A PHMSA spokesman did not respond to a request for comment by press time. The agency has not commented on the proposal, but a Department of Transportation report projects that the agency will issue a final rule in January 2015.

“We provided a draft of this report to the Department of Transportation for review and comment. DOT indicated that PHMSA would take this report into consideration as it continues to consider rulemaking and works to improve its incident data collection and internal review procedures,” the GAO report said.

However, PHMSA and the National Transportation Safety Board have long maintained that wetlines’ protective retrofits will save lives for a relatively modest cost.

Tank truck operators, however, say the dangers of vapor escape during retrofit installations potentially would cause more deaths in the shop than wetlines could ever cause on highways.

“It is way more dangerous to weld, drill or do anything to the integrity of the tank,” Furth said. “There is no need, and there also is no engineered solution.”

NTTC said that at a meeting earlier this year PHMSA executives told members of the Council on Safe Transportation of Hazardous Articles that the agency still intends to pursue a wetlines final rule later this year.

However, at a recent hearing, PHMSA Administrator Cynthia Quarterman told House members her agency is reviewing the GAO report and expects to decide “in the next few months” whether to withdraw the wetlines proposal.

Quarterman said her agency has worked hard to improve the quality of its data.

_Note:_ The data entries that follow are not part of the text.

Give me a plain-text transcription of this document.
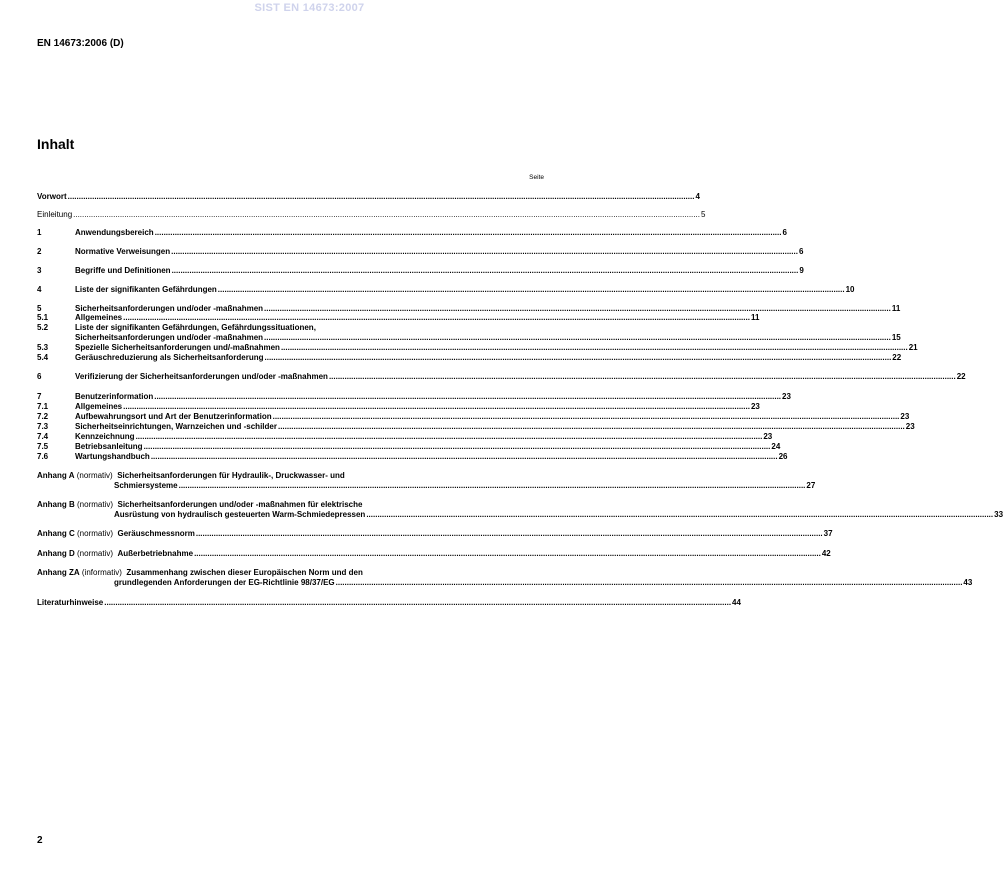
SIST EN 14673:2007
EN 14673:2006 (D)
Inhalt
Seite
Vorwort .....	4
Einleitung .....	5
1	Anwendungsbereich .....	6
2	Normative Verweisungen .....	6
3	Begriffe und Definitionen .....	9
4	Liste der signifikanten Gefährdungen .....	10
5	Sicherheitsanforderungen und/oder -maßnahmen .....	11
5.1	Allgemeines .....	11
5.2	Liste der signifikanten Gefährdungen, Gefährdungssituationen,
Sicherheitsanforderungen und/oder -maßnahmen .....	15
5.3	Spezielle Sicherheitsanforderungen und/-maßnahmen .....	21
5.4	Geräuschreduzierung als Sicherheitsanforderung .....	22
6	Verifizierung der Sicherheitsanforderungen und/oder -maßnahmen .....	22
7	Benutzerinformation .....	23
7.1	Allgemeines .....	23
7.2	Aufbewahrungsort und Art der Benutzerinformation .....	23
7.3	Sicherheitseinrichtungen, Warnzeichen und -schilder .....	23
7.4	Kennzeichnung .....	23
7.5	Betriebsanleitung .....	24
7.6	Wartungshandbuch .....	26
Anhang A
(normativ)
Sicherheitsanforderungen für Hydraulik-, Druckwasser- und
Schmiersysteme .....	27
Anhang B
(normativ)
Sicherheitsanforderungen und/oder -maßnahmen für elektrische
Ausrüstung von hydraulisch gesteuerten Warm-Schmiedepressen .....	33
Anhang C
(normativ)
Geräuschmessnorm .....	37
Anhang D
(normativ)
Außerbetriebnahme .....	42
Anhang ZA
(informativ)
Zusammenhang zwischen dieser Europäischen Norm und den
grundlegenden Anforderungen der EG-Richtlinie 98/37/EG .....	43
Literaturhinweise .....	44
2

Sara Vermillion, an assistant director with GAO who worked on the report, told TT that she “wouldn’t feel comfortable” if PHMSA went ahead with its proposal with the analysis and the data that the agency was using.

PHMSA has had two prior unsuccessful attempts to implement a wetlines rule, most recently in 2006, when the agency withdrew a proposal.

“We’ve beat it twice, and we’re going to stay at it,” said NTTC Chairman Dean Kaplan, executive vice president of bulk transport carrier K-Limited, based in Toledo, Ohio. “Our frustration on the tank truckers’ side is we’re still throwing money at it to beat it.”